Our research will address this lack of reliability and safety via a cross-cutting framework that will range from engineering details to verification and logic and reasoning of UAVs. We will demonstrate the efficiency and validity of our approach by implementations on real quadrotor UAVs, in scenarios where they are likely to be used: search and rescue. The outcomes of our research will apply not only to UAVs but to any autonomous systems (cars, planes, or underwater vehicles). There is a very broad range of direct beneficiaries of our research in all sectors of society. The immediate beneficiaries are academic researchers and manufacturers of autonomous systems and the users of these systems. Medium-term beneficiaries are non-technical users that would benefit from off-the-shelves cost-effective verified systems. In the long term, we expect that the outcomes of this research will become the standard framework used by manufacturers of autonomous systems to provide users verified safe and reliable platforms.

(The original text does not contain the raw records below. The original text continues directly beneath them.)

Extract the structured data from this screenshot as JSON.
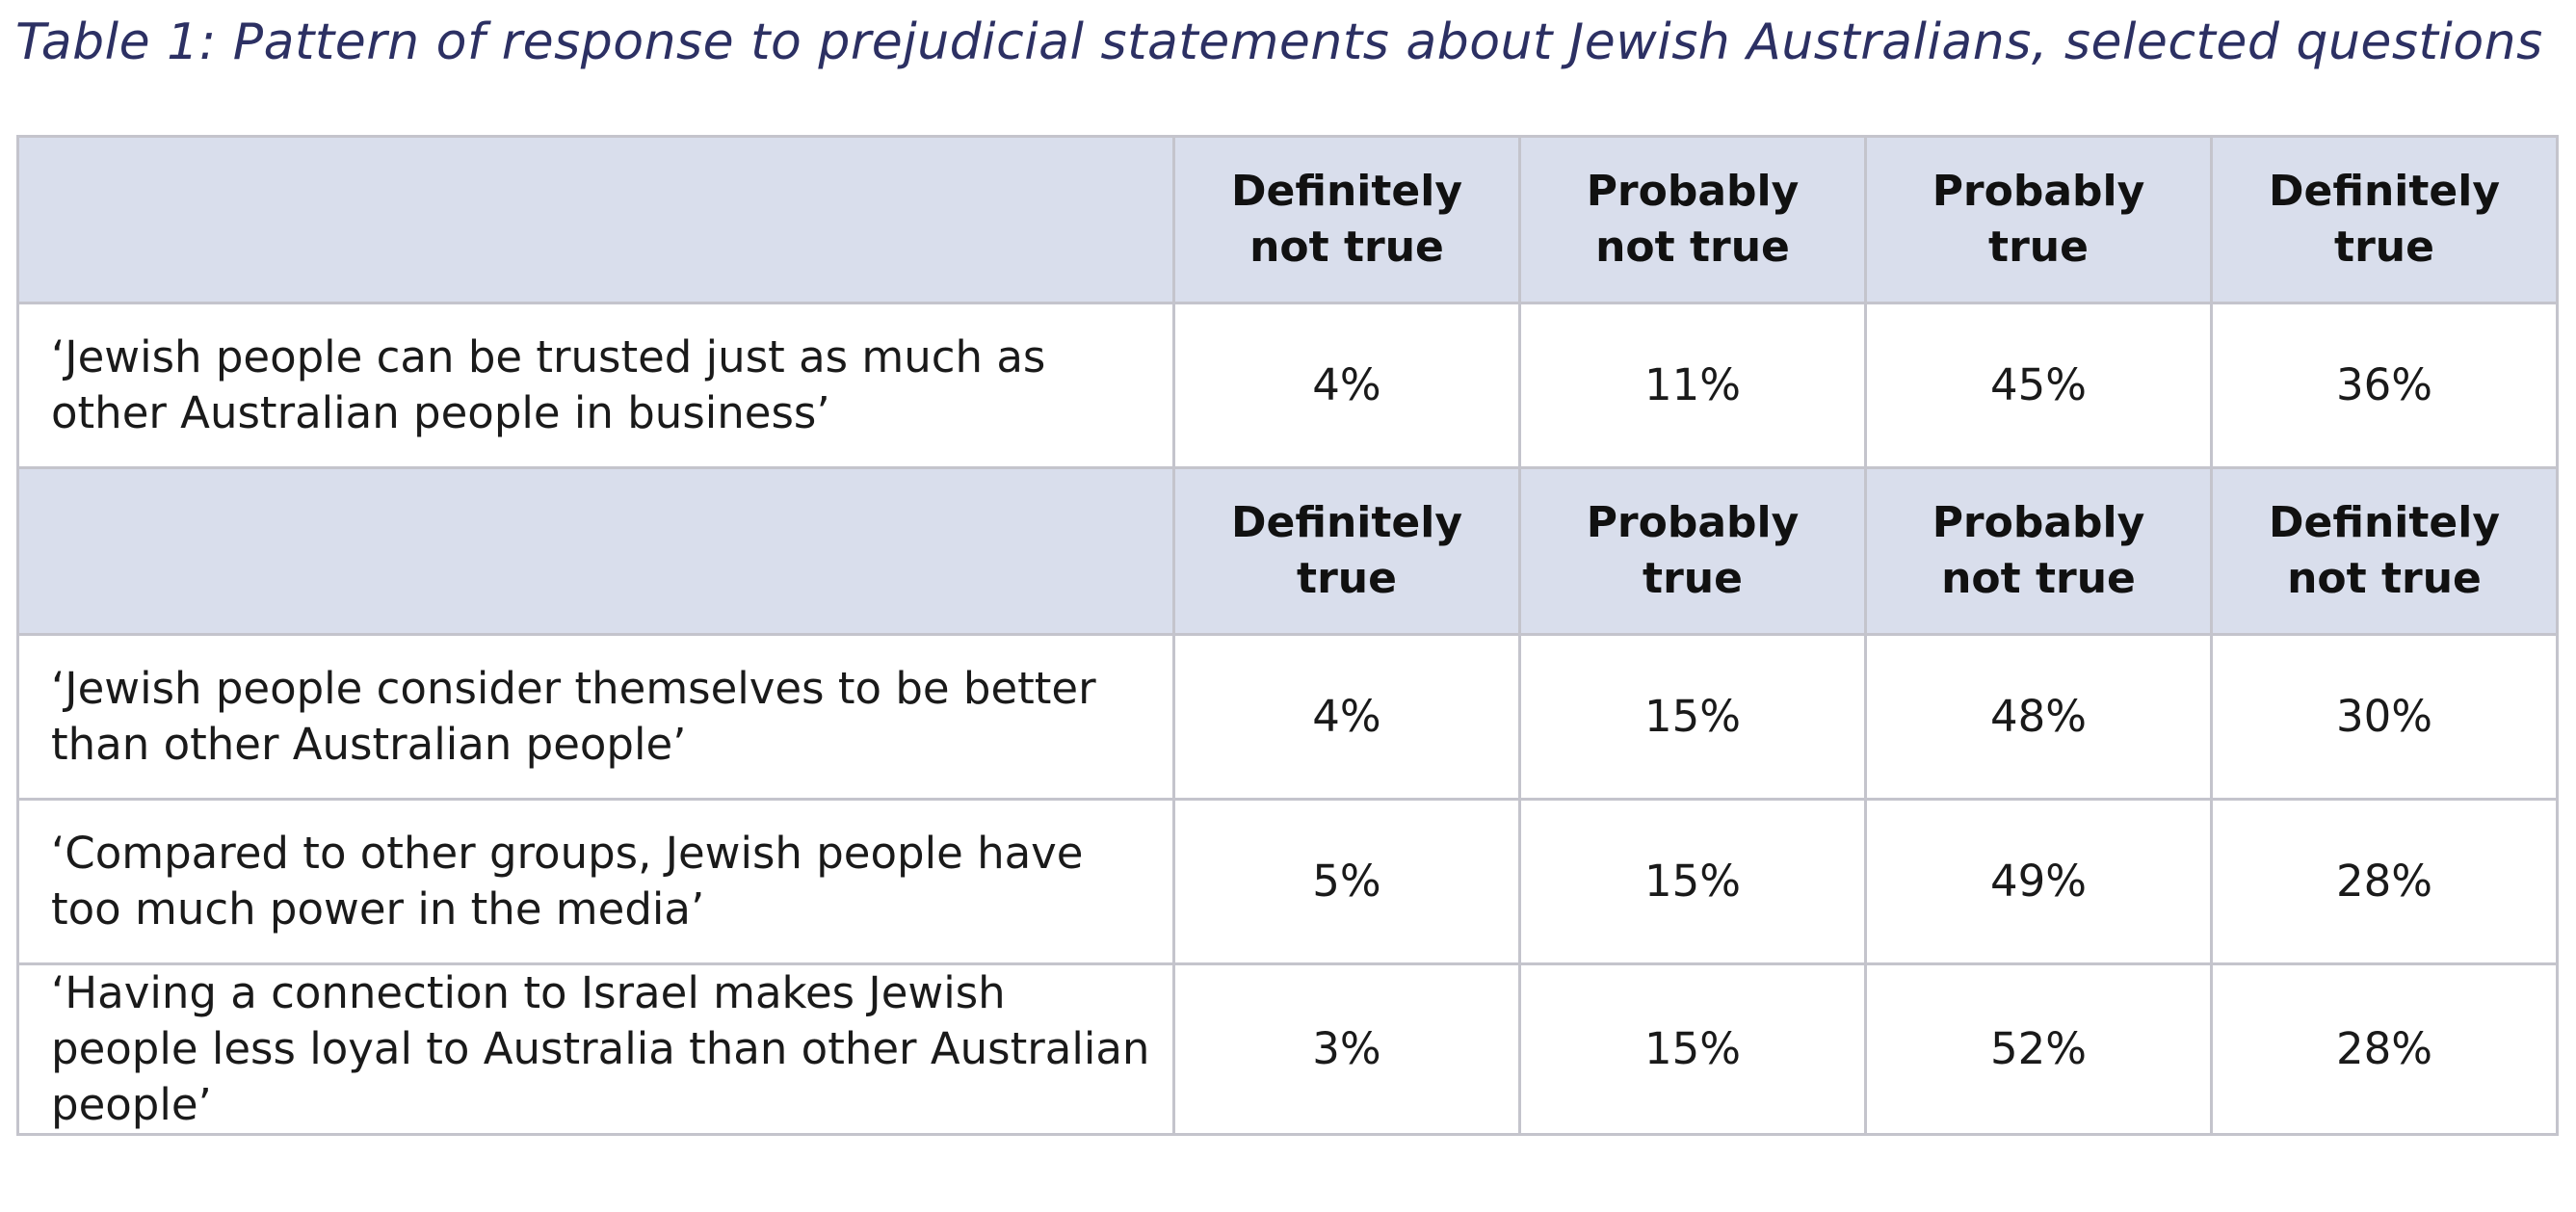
{
  "caption": "Table 1: Pattern of response to prejudicial statements about Jewish Australians, selected questions",
  "sections": [
    {
      "headers": [
        "Definitely not true",
        "Probably not true",
        "Probably true",
        "Definitely true"
      ],
      "rows": [
        {
          "statement": "‘Jewish people can be trusted just as much as other Australian people in business’",
          "values": [
            "4%",
            "11%",
            "45%",
            "36%"
          ]
        }
      ]
    },
    {
      "headers": [
        "Definitely true",
        "Probably true",
        "Probably not true",
        "Definitely not true"
      ],
      "rows": [
        {
          "statement": "‘Jewish people consider themselves to be better than other Australian people’",
          "values": [
            "4%",
            "15%",
            "48%",
            "30%"
          ]
        },
        {
          "statement": "‘Compared to other groups, Jewish people have too much power in the media’",
          "values": [
            "5%",
            "15%",
            "49%",
            "28%"
          ]
        },
        {
          "statement": "‘Having a connection to Israel makes Jewish people less loyal to Australia than other Australian people’",
          "values": [
            "3%",
            "15%",
            "52%",
            "28%"
          ]
        }
      ]
    }
  ],
  "colors": {
    "caption_text": "#2c3063",
    "header_background": "#d9deec",
    "grid_lines": "#c4c4cc"
  }
}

UAVs can be used in a great range of applications that span from remote sensing, to surveillance, wildfire detection and management, law enforcement, pollution monitoring, TV broadcast relay, etc. The global unmanned aerial vehicles (UAV) market, worth an estimated US $7.1 billion this year, is expected to grow by 4% over the next ten years, reaching US $10.5 billion in 2021, according to a Lucintel report. The growing interest in UAVs combined with a low market penetration rate makes the timing of this project ideal to have a real impact in contributing towards the development and deployment of unmanned aerial vehicles.

We anticipate an uptake of our results to yield new investments in verification technology and industrialization of the processes that we develop. Where current state of the art involves outsourcing testing to low-wage countries we expect a shift towards automation and development of such automation tools.